第三回 認知症を取り巻く現状と認知症患者を対象とした研究倫理について

4. 認知症研究の倫理審査の重要性

認知症研究において、倫理審査は重要だと思います。繰り返しになりますが、認知症の方というのは社会的に弱い立場にあり、自分で適切な判断を下すのも難しいからです。研究協力をお願いする場合、強引だと不信感を抱かれてしまう一方、言葉巧みに誘導すればできてしまうという危険性もあるわけですからね。
私も、本当に意義や目的を理解して研究に参加されているのか?結果的に納得しないまま研究に参加させてしまっているのではないか?と不安になる時があります。

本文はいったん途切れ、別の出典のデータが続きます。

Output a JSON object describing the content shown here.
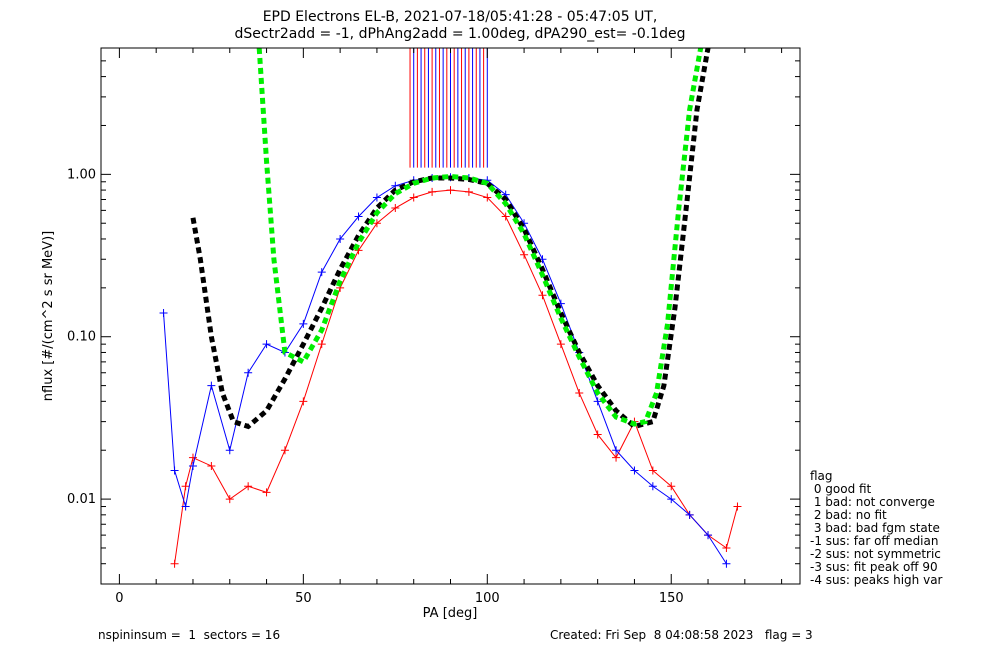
{
  "chart_data": {
    "type": "line",
    "title": "EPD Electrons EL-B, 2021-07-18/05:41:28 - 05:47:05 UT,",
    "subtitle": "dSectr2add = -1, dPhAng2add = 1.00deg, dPA290_est=  -0.1deg",
    "xlabel": "PA [deg]",
    "ylabel": "nflux [#/(cm^2 s sr MeV)]",
    "xlim": [
      -5,
      185
    ],
    "ylim": [
      0.003,
      6.0
    ],
    "yscale": "log",
    "x_ticks": [
      0,
      50,
      100,
      150
    ],
    "x_tick_labels": [
      "0",
      "50",
      "100",
      "150"
    ],
    "y_ticks": [
      0.01,
      0.1,
      1.0
    ],
    "y_tick_labels": [
      "0.01",
      "0.10",
      "1.00"
    ],
    "grid": false,
    "series": [
      {
        "kind": "model",
        "color": "#000000",
        "x": [
          20,
          22,
          25,
          28,
          31,
          35,
          40,
          45,
          50,
          55,
          60,
          65,
          70,
          75,
          80,
          85,
          90,
          95,
          100,
          105,
          110,
          115,
          120,
          125,
          130,
          135,
          140,
          145,
          148,
          151,
          154,
          157,
          160
        ],
        "y": [
          0.54,
          0.3,
          0.1,
          0.045,
          0.03,
          0.028,
          0.035,
          0.055,
          0.09,
          0.15,
          0.26,
          0.42,
          0.62,
          0.8,
          0.9,
          0.95,
          0.95,
          0.93,
          0.88,
          0.7,
          0.46,
          0.26,
          0.14,
          0.08,
          0.05,
          0.035,
          0.028,
          0.03,
          0.05,
          0.15,
          0.6,
          2.5,
          6.0
        ]
      },
      {
        "kind": "model",
        "color": "#00ee00",
        "x": [
          38,
          40,
          42,
          45,
          50,
          55,
          60,
          65,
          70,
          75,
          80,
          85,
          90,
          95,
          100,
          105,
          110,
          115,
          120,
          125,
          130,
          135,
          140,
          143,
          146,
          149,
          152,
          155,
          158
        ],
        "y": [
          6.0,
          1.2,
          0.3,
          0.08,
          0.07,
          0.11,
          0.22,
          0.38,
          0.58,
          0.76,
          0.88,
          0.95,
          0.97,
          0.95,
          0.88,
          0.66,
          0.43,
          0.24,
          0.13,
          0.075,
          0.045,
          0.032,
          0.029,
          0.03,
          0.045,
          0.12,
          0.6,
          2.5,
          6.0
        ]
      }
    ],
    "scatter_groups": [
      {
        "color": "#ff0000",
        "name": "",
        "x": [
          15,
          18,
          20,
          25,
          30,
          35,
          40,
          45,
          50,
          55,
          60,
          65,
          70,
          75,
          80,
          85,
          90,
          95,
          100,
          105,
          110,
          115,
          120,
          125,
          130,
          135,
          140,
          145,
          150,
          155,
          160,
          165,
          168
        ],
        "y": [
          0.004,
          0.012,
          0.018,
          0.016,
          0.01,
          0.012,
          0.011,
          0.02,
          0.04,
          0.09,
          0.2,
          0.34,
          0.5,
          0.62,
          0.72,
          0.78,
          0.8,
          0.78,
          0.72,
          0.55,
          0.32,
          0.18,
          0.09,
          0.045,
          0.025,
          0.018,
          0.03,
          0.015,
          0.012,
          0.008,
          0.006,
          0.005,
          0.009
        ]
      },
      {
        "color": "#0000ff",
        "name": "",
        "x": [
          12,
          15,
          18,
          20,
          25,
          30,
          35,
          40,
          45,
          50,
          55,
          60,
          65,
          70,
          75,
          80,
          85,
          90,
          95,
          100,
          105,
          110,
          115,
          120,
          125,
          130,
          135,
          140,
          145,
          150,
          155,
          160,
          165
        ],
        "y": [
          0.14,
          0.015,
          0.009,
          0.016,
          0.05,
          0.02,
          0.06,
          0.09,
          0.08,
          0.12,
          0.25,
          0.4,
          0.55,
          0.72,
          0.85,
          0.92,
          0.95,
          0.96,
          0.95,
          0.92,
          0.75,
          0.5,
          0.3,
          0.16,
          0.08,
          0.04,
          0.02,
          0.015,
          0.012,
          0.01,
          0.008,
          0.006,
          0.004
        ]
      }
    ],
    "vertical_markers": {
      "red_x": [
        79,
        81,
        83,
        85,
        87,
        89,
        91,
        93,
        95,
        97,
        99
      ],
      "blue_x": [
        80,
        82,
        84,
        86,
        88,
        90,
        92,
        94,
        96,
        98,
        100
      ],
      "y_from": 1.1,
      "y_to": 6.0
    },
    "legend": {
      "title": "flag",
      "items": [
        " 0 good fit",
        " 1 bad: not converge",
        " 2 bad: no fit",
        " 3 bad: bad fgm state",
        "-1 sus: far off median",
        "-2 sus: not symmetric",
        "-3 sus: fit peak off 90",
        "-4 sus: peaks high var"
      ]
    }
  },
  "footer": {
    "left": "nspininsum =  1  sectors = 16",
    "right": "Created: Fri Sep  8 04:08:58 2023   flag = 3"
  }
}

そうした、被験者の同意に関する倫理的な問題を防ぐには、第三者の介在ということも有効ではないかと思っています。ある程度認知症の知識を持っている後見人のような方の立ち会いのもとで研究内容を説明し、その上で“これなら研究に参加しても良いのではないか”と言ってもらえれば、こちらもホッとします。
まだそうした事例はありませんが、いつか制度化されるといいですね。

あまり研究に慣れていない介護者の方にも研究に協力してもらっていたりするので、研究方法の設定には限界があります。そこで審査の際に、例えば対象や介入方法、評価・測定方法、評価期間など研究デザインの厳密性を求められると辛いところがあります。
評価指標についても、認知症研究においては本人のQOL、つまり満足感や症状が改善ないし安定しているかということが大切な指標なのですが、その成果は目に見えづらい。認知症の人に“あなたは幸せですか?”と聞いてもなかなか判りませんからね。
つまり、どのような評価方法、アウトカムが正解なのか判らないのが認知症研究の特徴なので、研究デザインが描きやすく、新しい治療法や新薬といった形で成果が見えやすいiPS細胞研究などとは違うということを、倫理委員会のメンバーの方々には理解していただければ幸いです。

5. 認知症研究について企業に期待すること

創薬の分野では、なかなか成果が上がらないので、撤退する企業が多いのが残念です。
しかし、デバイス(機器)についてはハードルが低い領域だと思います。
例えば、一人暮らしの高齢者の家のポットにセンサーがついていて、お湯を注ぐと安否確認ができるという商品。ああいった機器は医療機器ではありませんから、倫理検査も通りやすく製品化もしやすい。徘徊する患者さんを見守るためのネットワーク・システムも、通信業者にとっては良いビジネスチャンスだと思います。
結果的に患者さんやご家族のためになるので、ぜひ積極的に参入してほしいですね。

おわりに

私たちは認知症を、医療・介護・看護、全部一体で対処するものとして捉えています。
研究内容もそれぞれの垣根をまたぐ内容が多いのですが、省庁から出る研究費についてはどうしても縦割りになってしまいます。“うちが出すのだから介護報酬の研究をしてほしい”“うちは医療のところしかお金は出さない”などと言われると、ちょっと現場感と合ってないな、と思ってしまいます。

倫理審査の面でも、あまり細かく規定しすぎず、現場の裁量を残して対応していただけると嬉しいですね。
そういう方向になりつつありますが、さらに倫理委員会のメンバーの方の理解が深まれば、我々もより研究がしやすくなり、結果的に患者さんやご家族のためになると思うのです。